MATERIAL PARTICLE AND MATERIAL POINT TO HERTZ
Author: Nicolae Mazilu
Published on Friday, March 21st, 2008 in category ProtoQuant
The Roots of Hertz’s Philosophy
After the time of Newton, actually long after Newton, there was an attempt to eliminate this situation from Mechanics, by replacing the action at a distance between particles by space constraints (Hertz, 2003). The Differential Geometry was, by the end of 19th century, advanced enough in order to provide the mathematical tool for this enterprise, and Hertz set out to eliminate altogether the force from any mechanical considerations. His main argument, however, was not directed specifically towards the falsifiability of the Third Principle, in spite of the fact that he pointed out correctly that this axiom is a problem, but towards the fact that the force was simultaneously cause and effect, and this contradictory duality is not admissible for a concept in general, not only for the force:
“In our laws of motion force was a cause of motion and was present before the motion. Can we, without confusing our ideas, suddenly begin to speak of forces which arise through motion, which are the consequence of motion? Can we behave as if we had already asserted anything about forces of this new kind in our laws, as if by calling them forces we could invest them with the properties of forces? These questions must be clearly answered in the negative. The only possible explanation is that, properly speaking, centrifugal force is not a force at all. Its name, like the name vis viva, is accepted as a historic tradition; it is convenient to retain it, although we should rather apologize for its retention than endeavor to justify it. But what now becomes of the demand of the third law, which requires a force exerted by the inert stone upon the hand, and which can only be satisfied by an actual force, not a mere name?
…
The force spoken of in the definition and in the first two laws acts upon a body in one definite direction. The sense of the third law is that forces always connect two bodies, and are directed from the first to the second as well as from the second to the first. It seems to me that the conception of force assumed and created in us by the third law on one hand, and the first two laws on the other hand, are slightly different. This slight difference may be enough to produce the logical obscurity of which the consequences are manifest in the above examples” (Hertz, 2003, p. 6, our Italics)

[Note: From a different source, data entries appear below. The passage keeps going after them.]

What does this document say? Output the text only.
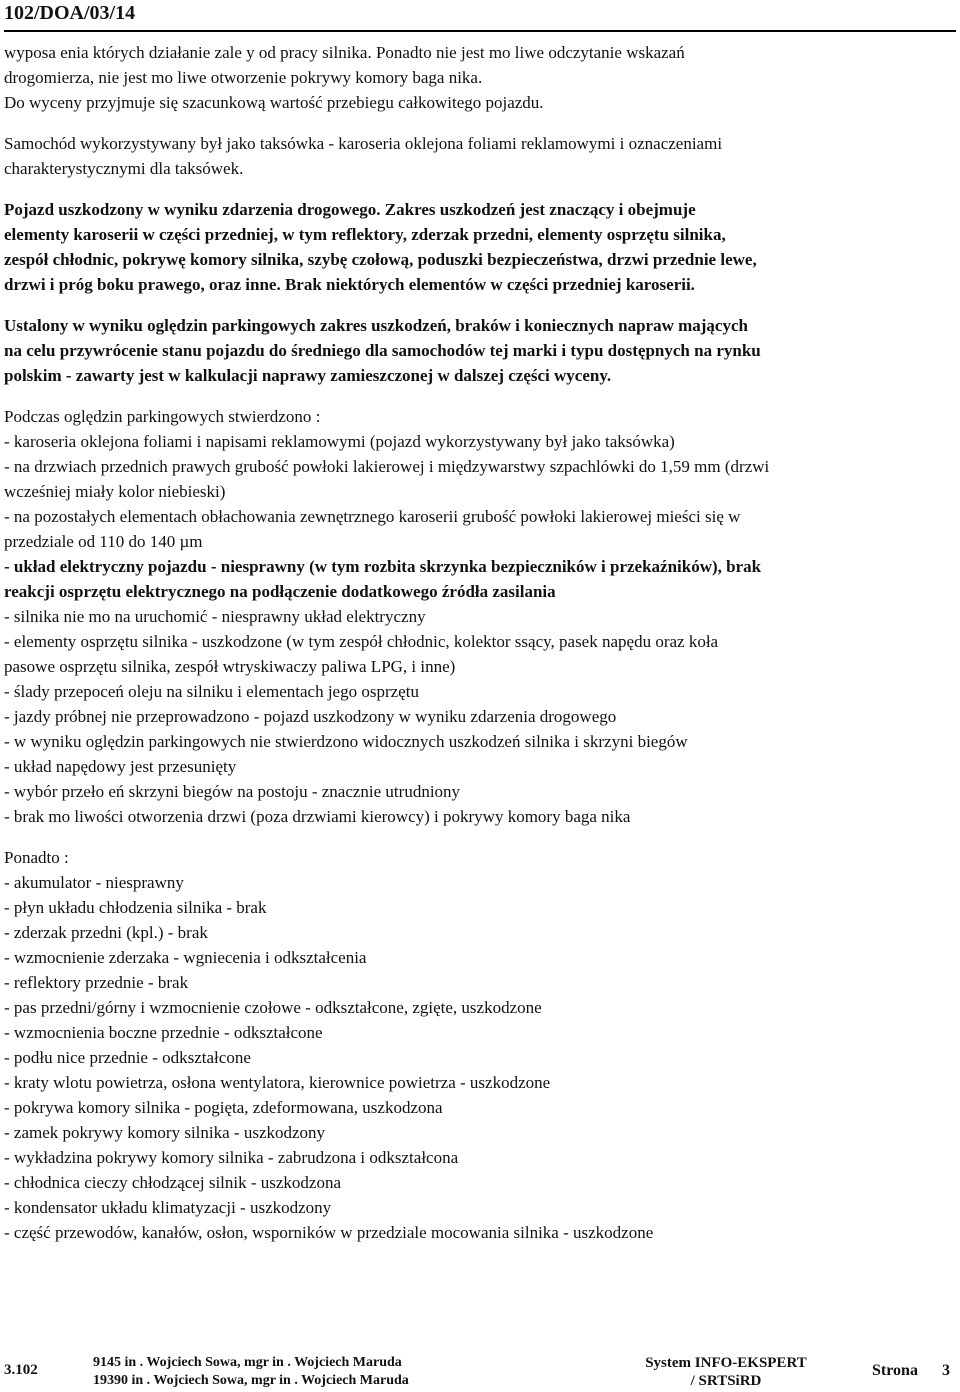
102/DOA/03/14

wyposa enia których działanie zale y od pracy silnika. Ponadto nie jest mo liwe odczytanie wskazań
drogomierza, nie jest mo liwe otworzenie pokrywy komory baga nika.
Do wyceny przyjmuje się szacunkową wartość przebiegu całkowitego pojazdu.

Samochód wykorzystywany był jako taksówka - karoseria oklejona foliami reklamowymi i oznaczeniami
charakterystycznymi dla taksówek.

Pojazd uszkodzony w wyniku zdarzenia drogowego. Zakres uszkodzeń jest znaczący i obejmuje
elementy karoserii w części przedniej, w tym reflektory, zderzak przedni, elementy osprzętu silnika,
zespół chłodnic, pokrywę komory silnika, szybę czołową, poduszki bezpieczeństwa, drzwi przednie lewe,
drzwi i próg boku prawego, oraz inne. Brak niektórych elementów w części przedniej karoserii.

Ustalony w wyniku oględzin parkingowych zakres uszkodzeń, braków i koniecznych napraw mających
na celu przywrócenie stanu pojazdu do średniego dla samochodów tej marki i typu dostępnych na rynku
polskim - zawarty jest w kalkulacji naprawy zamieszczonej w dalszej części wyceny.

Podczas oględzin parkingowych stwierdzono :
- karoseria oklejona foliami i napisami reklamowymi (pojazd wykorzystywany był jako taksówka)
- na drzwiach przednich prawych grubość powłoki lakierowej i międzywarstwy szpachlówki do 1,59 mm (drzwi
wcześniej miały kolor niebieski)
- na pozostałych elementach obłachowania zewnętrznego karoserii grubość powłoki lakierowej mieści się w
przedziale od 110 do 140 µm
- układ elektryczny pojazdu - niesprawny (w tym rozbita skrzynka bezpieczników i przekaźników), brak
reakcji osprzętu elektrycznego na podłączenie dodatkowego źródła zasilania
- silnika nie mo na uruchomić - niesprawny układ elektryczny
- elementy osprzętu silnika - uszkodzone (w tym zespół chłodnic, kolektor ssący, pasek napędu oraz koła
pasowe osprzętu silnika, zespół wtryskiwaczy paliwa LPG, i inne)
- ślady przepoceń oleju na silniku i elementach jego osprzętu
- jazdy próbnej nie przeprowadzono - pojazd uszkodzony w wyniku zdarzenia drogowego
- w wyniku oględzin parkingowych nie stwierdzono widocznych uszkodzeń silnika i skrzyni biegów
- układ napędowy jest przesunięty
- wybór przeło eń skrzyni biegów na postoju - znacznie utrudniony
- brak mo liwości otworzenia drzwi (poza drzwiami kierowcy) i pokrywy komory baga nika

Ponadto :
- akumulator - niesprawny
- płyn układu chłodzenia silnika - brak
- zderzak przedni (kpl.) - brak
- wzmocnienie zderzaka - wgniecenia i odkształcenia
- reflektory przednie - brak
- pas przedni/górny i wzmocnienie czołowe - odkształcone, zgięte, uszkodzone
- wzmocnienia boczne przednie - odkształcone
- podłu nice przednie - odkształcone
- kraty wlotu powietrza, osłona wentylatora, kierownice powietrza - uszkodzone
- pokrywa komory silnika - pogięta, zdeformowana, uszkodzona
- zamek pokrywy komory silnika - uszkodzony
- wykładzina pokrywy komory silnika - zabrudzona i odkształcona
- chłodnica cieczy chłodzącej silnik - uszkodzona
- kondensator układu klimatyzacji - uszkodzony
- część przewodów, kanałów, osłon, wsporników w przedziale mocowania silnika - uszkodzone

3.102	9145 in . Wojciech Sowa, mgr in . Wojciech Maruda
19390 in . Wojciech Sowa, mgr in . Wojciech Maruda
System INFO-EKSPERT
/ SRTSiRD
Strona 3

It is quite obvious here that Hertz sensed very well that there is a difference between the First and Second Laws of Motion on one hand and the Third Law on the other: they do not refer to the same thing! The main point of Hertz is that while the first two Laws involve the force as a vector (”acts upon a body in one definite direction”), the Third Law involves two different space points, and we are under impression that he finds this situation ambiguous; anyway not in accordance with the definition of a vector (”directed from the first to the second as well as from the second to the first”). Fact is that in such a situation the Third Principle is false. The principle acts plainly when the vectors have the same application point. Even though this fact is not explicitly stated, judging by overall aspect of the Hertz’s treatise just cited, we think that the idea was in the background. This is almost explicitly proved by the fact that Hertz insists in defining some concepts that were not properly defined in Classical Mechanics up until the time of Hertz, or ever since for that matter.
Indeed, Hertz appears to be the closest one in realizing that the guilty part here is not the force or at least not the force alone. This is why he insisted upon the correct geometrical and physical definitions of the very points of application, therefore of the point of action, of the forces. This is actually the most one can do within the framework of the vector model for the force. Indeed, Hertz was concerned, first and foremost, in axiomatically defining the notions of material particles and material points, two notions that we use freely today with the same connotation, but which nevertheless have to be carefully considered when it comes to describing the action of forces (Hertz, 2003). In spite of his careful analysis Hertz had to sacrifice the force from among the fundamental concepts of the Mechanics. First, there was not, at that time, a possibility of algebraic formalization of the equilibrium of two forces acting in the same point. Secondly, the lack of logical characterization of the matter itself led to complications connected with the very concept of vector. One might even say that it is the concept of vector that fuelled the extension of the Third Principle of Newtonian System in order to make it unfalsifiable. And this unfalsifiability is, for instance, the reason of introduction of the concealed qualities of the matter (masses, coordinates, etc.). As a matter of fact it is the very reason of upholding these concepts even today, in the form of the so-called “missing masses”. But the real reason of his revision of the fundamentals of Mechanics stays, we imagine, in the fact that Hertz realized that action at distance has always been identified with the force, and this fact is true only in special cases. And, as the action at distance is more general than the force, this last one has, naturally, to go! So it was, for Hertz anyway, and only for a moment, because the force has been reinstated right away.